Сам он воплощал в себе иную фигуру, что отличалась высоким ростом, довольно уловимыми восточными чертами лица, которые он перенял от своей матери, что когда-то мигрировала из Алжира во Францию вместе со своей семьей. В связи с этим в его внешности западное перемешалось с восточным. Особенно это проявлялось в его черных, как смоль волосах, угловатых скулах и карих глазах, предметом спора, взгляд которых по большому счету был самоуверенный и пренебрежительный, ведь тот, кто им обладал, так и не научился скрывать своего равнодушия по отношению к тем, кто был ему безразличен. Поэтому он мог находиться рядом, но в тоже время быть настолько недосягаемым. В нем это подчеркивало его характерная манера поведения и подобный тон в голосе. Он был близок к тому, чтобы его перестали замечать и принялись бы избегать, а единственные чувства, которые он мог к себе вызывать, были обида и презрение. Это был не столько его умышленный выбор, сколько он был обязан своей сущности, что могло стать вытекающим результатом его прожитых лет, о которых он не любил распространяться и являлась темой запрета в любых обсуждаемых разговорах.

Отсутствие акцента в речи и незаурядный стиль в одежде делало его явным представителем западной культуры, которая смогла стать для него ближе, чем все старания его матери, что пыталась привить ему нормы и традиции, и веяния той культуры, что принадлежали ее семье.

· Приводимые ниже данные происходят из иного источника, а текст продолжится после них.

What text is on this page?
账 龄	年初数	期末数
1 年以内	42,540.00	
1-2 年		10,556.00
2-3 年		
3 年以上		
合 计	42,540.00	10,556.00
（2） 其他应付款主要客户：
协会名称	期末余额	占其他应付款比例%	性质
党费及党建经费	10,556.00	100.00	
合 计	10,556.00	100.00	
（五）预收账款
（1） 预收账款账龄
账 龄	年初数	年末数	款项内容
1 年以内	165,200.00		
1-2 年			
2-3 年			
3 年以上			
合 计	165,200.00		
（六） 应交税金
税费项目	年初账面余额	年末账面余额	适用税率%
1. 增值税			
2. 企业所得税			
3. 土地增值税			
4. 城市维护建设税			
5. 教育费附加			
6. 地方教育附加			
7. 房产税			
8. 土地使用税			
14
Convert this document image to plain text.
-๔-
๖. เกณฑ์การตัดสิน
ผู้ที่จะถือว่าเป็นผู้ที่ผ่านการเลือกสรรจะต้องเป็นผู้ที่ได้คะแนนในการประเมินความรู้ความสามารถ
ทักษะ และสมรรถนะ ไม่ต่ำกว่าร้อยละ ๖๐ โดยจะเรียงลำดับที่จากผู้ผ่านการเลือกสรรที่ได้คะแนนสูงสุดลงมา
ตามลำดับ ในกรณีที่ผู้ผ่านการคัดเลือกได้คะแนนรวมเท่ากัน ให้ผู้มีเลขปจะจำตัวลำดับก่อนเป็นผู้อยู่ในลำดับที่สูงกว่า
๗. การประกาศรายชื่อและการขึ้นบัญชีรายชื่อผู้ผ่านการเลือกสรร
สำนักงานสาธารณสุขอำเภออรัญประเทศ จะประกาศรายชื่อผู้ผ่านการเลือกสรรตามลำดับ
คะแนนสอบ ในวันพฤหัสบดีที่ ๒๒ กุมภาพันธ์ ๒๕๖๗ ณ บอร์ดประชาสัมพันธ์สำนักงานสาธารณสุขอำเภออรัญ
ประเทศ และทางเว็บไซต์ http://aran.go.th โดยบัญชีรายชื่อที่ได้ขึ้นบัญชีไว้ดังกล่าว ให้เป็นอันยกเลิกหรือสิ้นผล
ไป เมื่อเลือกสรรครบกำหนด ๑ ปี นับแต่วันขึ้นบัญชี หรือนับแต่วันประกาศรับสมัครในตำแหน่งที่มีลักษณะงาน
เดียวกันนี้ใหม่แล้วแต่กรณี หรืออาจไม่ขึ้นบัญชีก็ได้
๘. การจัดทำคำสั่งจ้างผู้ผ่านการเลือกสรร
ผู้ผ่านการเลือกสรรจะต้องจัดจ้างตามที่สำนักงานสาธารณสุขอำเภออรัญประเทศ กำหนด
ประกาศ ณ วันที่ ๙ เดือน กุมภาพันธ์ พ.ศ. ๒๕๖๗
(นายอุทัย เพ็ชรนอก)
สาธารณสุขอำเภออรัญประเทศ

В противовес всему тому, что было у него внутри, он также отличался и своим умеренным атлетическим телосложением, в котором чувствовалась сила и своя мера природного обаяния, что была весьма в нем выражена и притягательна одновременно.

Но все же заметный интерес к себе он вызывал у тех людей, кто помимо всей этой повседневности больше знает его как талантливого фотографа, чьи однажды выставленные работы в галерее современного искусства смогли обратить на себя внимание публики и удивить их собственным восприятием действительности, где он придавал особое значение тем моментам жизни, благодаря которым зрители смогли хотя бы на миг забыть о существовании времени и о тех смыслах, которыми оно все наделяет и подчиняет себе. Фотографии, где условное время словно замерло в одном кадре и дает возможность каждому зрителю узреть и разглядеть детали окружающей нас жизни, от охваченного присутствия в которой нас отвлекают наши собственные мысли.

И хотя замысел фотографа был ясно читаем в его работах, не всем он был принят и даже понятен. Кто-то поспешил сравнить его с ранее известными фотографами, чьи работы преследовали подобную идею и жанр, и часть из них уже успела потерпеть фиаско или наоборот пережить успех в своей наглядной простоте, которую большинство принимало за дилетантство и поверхностность. Но среди общей публики были и те, кто не был столь скептично настроен на этот счет и увидел в этом молодом человеке восходящее дарование, который смог изложить жизнь города Нанта и его пригорода в своей выбранной теме, благодаря чему он смог однажды одержать победу и вызвал к себе значительный интерес, а его работы были удостоены особым вниманием критики. И хотя их мнения были неоднозначны, но кто-то из них непременно запомнит имя этого фотографа, ожидая, когда он снова себя проявит в будущем и о нем заговорят. Имя этого фотографа было Фабьен Лакур.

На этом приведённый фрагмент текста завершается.